Max likelihood fit with a TGraphAsymmErrors (basically how to do a unbinned likelihood fit)

Dear Hageboeck,

thanks. This was the missing information, I thought that the weights were coming into play only when I had to apply the livetime corrections.

The fit now makes sense and I have other problems, but let me first answer to your question:

My text file has three columns, each row represent the results of a selection on a single dataset:

  1. start time of the dataset relative to the very first dataset.
  2. the number of the events passing selection (it can be interpreted as counts/hour since the typical duration of the dataset is 1h)
  3. effective duration of the dataset, representing the effective observation time once that DAQ busy or fraction of time with other problems are removed. But for the moment let’s ignore this part.
0.0 3402.0 3603.0
0.04179398148148148 3104.0 3603.0
0.08358796296296296 3122.0 3603.0
0.12538194444444445 3020.0 3604.0
...
26.07019675925926 0.0 3604.0
26.11199074074074 0.0 3604.0
26.153819444444448 1.0 3604.0
26.195613425925927 0.0 3602.0

Are these details enough to answer your question?

Next.

From my side, I am focusing only to the first 3 days where I can neglect the final flat background and use just a basic exponential model. The fit makes sense (at least the decay rate parameter is in the right ball park) but I have both a visualization and/or a practical problem, see the figure:image

First of all, the fact that I am forced to choose a binning even if my data is unbinned makes the plot very ugly. The manual claims that the fit is anyway unbinned, but still I cannot show my points in this way.
I can reduce the number of bins to avoid such 0 bins, but then most bins have higher counts (which does not reflect my observation btw) and few have smaller counts due to various time gaps between each dataset.
I managed to make a custom binning from the differences of starting time of datasets, but in this way the bin contents shown are scaled with the bin width.

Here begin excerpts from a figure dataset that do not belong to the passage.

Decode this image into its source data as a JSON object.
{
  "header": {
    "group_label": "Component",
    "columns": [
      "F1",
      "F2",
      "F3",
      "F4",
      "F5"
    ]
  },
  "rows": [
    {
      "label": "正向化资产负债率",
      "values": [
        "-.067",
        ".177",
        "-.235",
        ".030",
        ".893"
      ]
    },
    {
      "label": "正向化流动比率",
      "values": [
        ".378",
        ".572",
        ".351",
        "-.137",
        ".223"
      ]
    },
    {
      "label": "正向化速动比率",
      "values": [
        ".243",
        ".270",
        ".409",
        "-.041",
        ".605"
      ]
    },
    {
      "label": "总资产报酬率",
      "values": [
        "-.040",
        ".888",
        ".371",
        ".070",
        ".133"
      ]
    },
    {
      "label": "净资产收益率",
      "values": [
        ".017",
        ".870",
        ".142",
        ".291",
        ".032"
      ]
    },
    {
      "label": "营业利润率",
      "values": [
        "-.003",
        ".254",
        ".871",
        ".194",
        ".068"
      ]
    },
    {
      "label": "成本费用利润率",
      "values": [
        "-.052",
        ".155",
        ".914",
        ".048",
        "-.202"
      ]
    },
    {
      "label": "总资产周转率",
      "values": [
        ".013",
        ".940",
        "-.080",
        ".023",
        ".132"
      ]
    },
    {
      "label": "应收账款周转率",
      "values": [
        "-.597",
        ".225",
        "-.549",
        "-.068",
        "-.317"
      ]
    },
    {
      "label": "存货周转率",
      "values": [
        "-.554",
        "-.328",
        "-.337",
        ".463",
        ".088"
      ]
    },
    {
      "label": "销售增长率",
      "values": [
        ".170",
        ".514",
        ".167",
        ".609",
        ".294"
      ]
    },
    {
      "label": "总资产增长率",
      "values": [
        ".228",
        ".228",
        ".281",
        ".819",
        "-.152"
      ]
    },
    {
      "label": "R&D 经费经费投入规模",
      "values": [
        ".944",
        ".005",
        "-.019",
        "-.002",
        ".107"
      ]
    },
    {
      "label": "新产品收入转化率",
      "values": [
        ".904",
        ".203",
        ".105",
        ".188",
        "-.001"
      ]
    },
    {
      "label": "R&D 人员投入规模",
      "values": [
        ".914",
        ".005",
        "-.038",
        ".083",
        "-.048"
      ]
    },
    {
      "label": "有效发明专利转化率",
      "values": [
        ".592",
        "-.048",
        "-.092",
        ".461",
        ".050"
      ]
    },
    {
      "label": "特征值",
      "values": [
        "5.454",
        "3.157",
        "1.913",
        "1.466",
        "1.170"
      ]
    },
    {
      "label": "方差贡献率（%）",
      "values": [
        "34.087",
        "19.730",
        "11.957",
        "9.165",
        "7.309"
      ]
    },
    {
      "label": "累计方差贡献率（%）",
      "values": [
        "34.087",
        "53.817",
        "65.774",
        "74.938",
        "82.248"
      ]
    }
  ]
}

At the same time, the resulting fitted function does not use the correct normalization to overlap automatically with the data, but this seems dependent on the binning, e.g. with twice bin width it looks better overlapping.
The normalization that I get using RooExtendPdf is set to the sum of weights, i.e. the sum of countds, and I think that this normalization is used also for the non-Extended fit but this cannot be the right integral of the exponential function shape, because there are time gaps where the contributions to the sum of weight are skipped.
This is at least my best understanding from the manual chapters 2 to 4.

At the end this is not only a problem of visualization, whose a workaround would be to just use RooFit for the ML fit and standard tools for plotting, but if I do not understand what this tool is doing I cannot rely on the result.

Any hint on how to progress is really appreciated.